Contestant Emma Marrone appeared on the TV show Amici di Maria De Filippi to sing a solo vocal piece. The disturbing "prank" consisted of a backup dancer putting his hands all over Marrone as she struggled through the performance.
Judges can be seen cackling as the pervy dude grabs her butt, chest, and waist as the clearly uncomfortable contestant attempts to sing while simultaneously pushing the creep off of her.
The Lad Bible has further details, including a translation of exchange between Marrone and the judges, which can be seen in the full clip below.
She can then be heard telling staff: "I don't want to be a prude - but when he touches me so much, I can't sing. This isn't dancing." She ends up pushing the 'dancer' to the ground and gets set to storm off stage.
It was at this point the show's producer admitted that the thing was a prank.
The program gave Marrone an award after airing the clip. While accepting it, she said: "In that moment, I felt very strong emotions."
After the clip was aired on Monday night campaigners launched a petition to introduce new media guidelines regarding sexual violence - it's already picked up over 17,000 signatures.

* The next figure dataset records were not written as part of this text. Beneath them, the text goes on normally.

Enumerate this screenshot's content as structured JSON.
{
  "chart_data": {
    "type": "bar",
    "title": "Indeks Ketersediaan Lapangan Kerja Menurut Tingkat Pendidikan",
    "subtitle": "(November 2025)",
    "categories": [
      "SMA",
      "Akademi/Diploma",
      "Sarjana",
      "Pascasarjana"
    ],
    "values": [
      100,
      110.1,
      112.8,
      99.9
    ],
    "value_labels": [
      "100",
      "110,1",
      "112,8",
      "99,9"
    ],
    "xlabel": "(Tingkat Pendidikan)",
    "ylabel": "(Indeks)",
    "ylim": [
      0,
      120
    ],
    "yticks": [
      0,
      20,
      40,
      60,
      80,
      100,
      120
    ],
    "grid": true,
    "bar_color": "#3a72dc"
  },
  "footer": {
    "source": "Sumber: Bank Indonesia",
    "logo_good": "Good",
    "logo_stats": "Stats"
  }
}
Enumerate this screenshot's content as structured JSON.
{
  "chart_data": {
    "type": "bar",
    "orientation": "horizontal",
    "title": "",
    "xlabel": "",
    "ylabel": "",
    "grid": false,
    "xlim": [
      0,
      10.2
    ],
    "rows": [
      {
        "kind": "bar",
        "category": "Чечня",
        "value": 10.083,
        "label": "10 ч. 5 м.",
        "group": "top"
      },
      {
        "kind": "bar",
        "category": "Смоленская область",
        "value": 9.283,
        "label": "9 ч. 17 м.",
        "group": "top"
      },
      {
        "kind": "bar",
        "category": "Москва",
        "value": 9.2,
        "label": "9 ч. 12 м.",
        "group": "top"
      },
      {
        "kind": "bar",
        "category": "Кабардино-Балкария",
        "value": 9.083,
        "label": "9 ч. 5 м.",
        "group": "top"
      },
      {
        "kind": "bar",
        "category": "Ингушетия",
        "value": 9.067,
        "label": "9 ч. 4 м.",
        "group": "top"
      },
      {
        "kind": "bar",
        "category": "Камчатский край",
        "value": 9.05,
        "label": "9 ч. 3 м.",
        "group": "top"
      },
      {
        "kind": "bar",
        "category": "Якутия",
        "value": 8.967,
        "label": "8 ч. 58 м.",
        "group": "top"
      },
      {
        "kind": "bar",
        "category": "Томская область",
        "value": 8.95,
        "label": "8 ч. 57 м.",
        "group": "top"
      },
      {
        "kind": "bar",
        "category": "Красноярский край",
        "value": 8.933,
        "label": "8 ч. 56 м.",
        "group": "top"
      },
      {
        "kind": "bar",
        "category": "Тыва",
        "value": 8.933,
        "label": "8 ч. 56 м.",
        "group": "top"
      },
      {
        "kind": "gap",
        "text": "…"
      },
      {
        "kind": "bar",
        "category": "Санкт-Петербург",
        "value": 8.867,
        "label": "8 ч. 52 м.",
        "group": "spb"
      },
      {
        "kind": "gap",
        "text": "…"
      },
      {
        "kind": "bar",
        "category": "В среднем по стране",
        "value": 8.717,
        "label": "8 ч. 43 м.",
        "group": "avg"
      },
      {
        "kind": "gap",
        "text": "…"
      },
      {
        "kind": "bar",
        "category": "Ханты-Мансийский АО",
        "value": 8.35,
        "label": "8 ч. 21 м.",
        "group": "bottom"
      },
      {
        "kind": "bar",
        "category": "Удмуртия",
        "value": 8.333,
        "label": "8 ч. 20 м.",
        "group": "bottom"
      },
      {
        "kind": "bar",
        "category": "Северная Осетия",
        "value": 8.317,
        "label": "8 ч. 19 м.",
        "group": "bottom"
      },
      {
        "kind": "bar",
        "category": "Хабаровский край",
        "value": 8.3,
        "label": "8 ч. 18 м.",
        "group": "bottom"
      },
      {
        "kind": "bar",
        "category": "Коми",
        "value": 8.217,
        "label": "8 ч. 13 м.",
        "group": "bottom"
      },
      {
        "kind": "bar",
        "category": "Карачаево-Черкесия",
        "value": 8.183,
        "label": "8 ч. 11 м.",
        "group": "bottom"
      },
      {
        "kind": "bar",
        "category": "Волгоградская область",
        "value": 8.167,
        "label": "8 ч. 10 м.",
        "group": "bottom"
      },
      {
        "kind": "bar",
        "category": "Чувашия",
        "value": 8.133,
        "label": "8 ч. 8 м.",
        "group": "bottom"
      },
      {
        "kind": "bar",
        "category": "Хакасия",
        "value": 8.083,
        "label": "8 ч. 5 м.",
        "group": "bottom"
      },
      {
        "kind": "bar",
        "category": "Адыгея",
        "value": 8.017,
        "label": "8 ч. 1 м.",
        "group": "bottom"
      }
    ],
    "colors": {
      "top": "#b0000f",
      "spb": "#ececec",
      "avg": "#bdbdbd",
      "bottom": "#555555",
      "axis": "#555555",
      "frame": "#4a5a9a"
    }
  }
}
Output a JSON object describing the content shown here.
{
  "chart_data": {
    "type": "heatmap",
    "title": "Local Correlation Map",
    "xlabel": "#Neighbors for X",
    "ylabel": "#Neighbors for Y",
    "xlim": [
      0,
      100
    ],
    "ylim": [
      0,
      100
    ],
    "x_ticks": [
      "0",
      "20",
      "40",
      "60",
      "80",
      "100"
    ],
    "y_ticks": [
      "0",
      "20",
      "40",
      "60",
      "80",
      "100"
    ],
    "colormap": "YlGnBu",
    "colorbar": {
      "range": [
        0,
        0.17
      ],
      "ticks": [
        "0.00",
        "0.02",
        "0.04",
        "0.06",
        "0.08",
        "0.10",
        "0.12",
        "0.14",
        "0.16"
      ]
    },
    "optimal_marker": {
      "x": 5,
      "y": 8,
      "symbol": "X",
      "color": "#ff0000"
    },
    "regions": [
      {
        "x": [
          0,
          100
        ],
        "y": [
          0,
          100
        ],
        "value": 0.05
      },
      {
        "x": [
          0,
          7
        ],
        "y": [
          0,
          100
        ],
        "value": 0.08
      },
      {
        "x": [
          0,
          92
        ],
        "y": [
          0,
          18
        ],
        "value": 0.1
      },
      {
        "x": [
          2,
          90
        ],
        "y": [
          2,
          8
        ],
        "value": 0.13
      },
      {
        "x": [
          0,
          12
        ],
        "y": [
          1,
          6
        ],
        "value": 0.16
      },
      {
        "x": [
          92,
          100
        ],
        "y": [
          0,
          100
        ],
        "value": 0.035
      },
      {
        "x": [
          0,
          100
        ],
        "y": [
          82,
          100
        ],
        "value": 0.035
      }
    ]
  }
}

In a country like Italy, affected by high levels of femicide and violence against women, the mass media is contributing to a dangerous culture.
"As well as affecting the singer, a 'joke' like this affects all victims of violence and abuse, making them believe that abuse is normal - so normal, in fact, that we should laugh about it."
The show's host, Maria de Filippi, has responded to the backlash unapologetically, saying, "If some people think that the joke was sexual assault, that means the world has turned upside down. I don't think that anyone who is even slightly rational could think such a thing."
Funny, because we don't see how any "slightly rational" person would think that watching a woman getting straight-up molested for two full minutes makes for good television. But what do we know?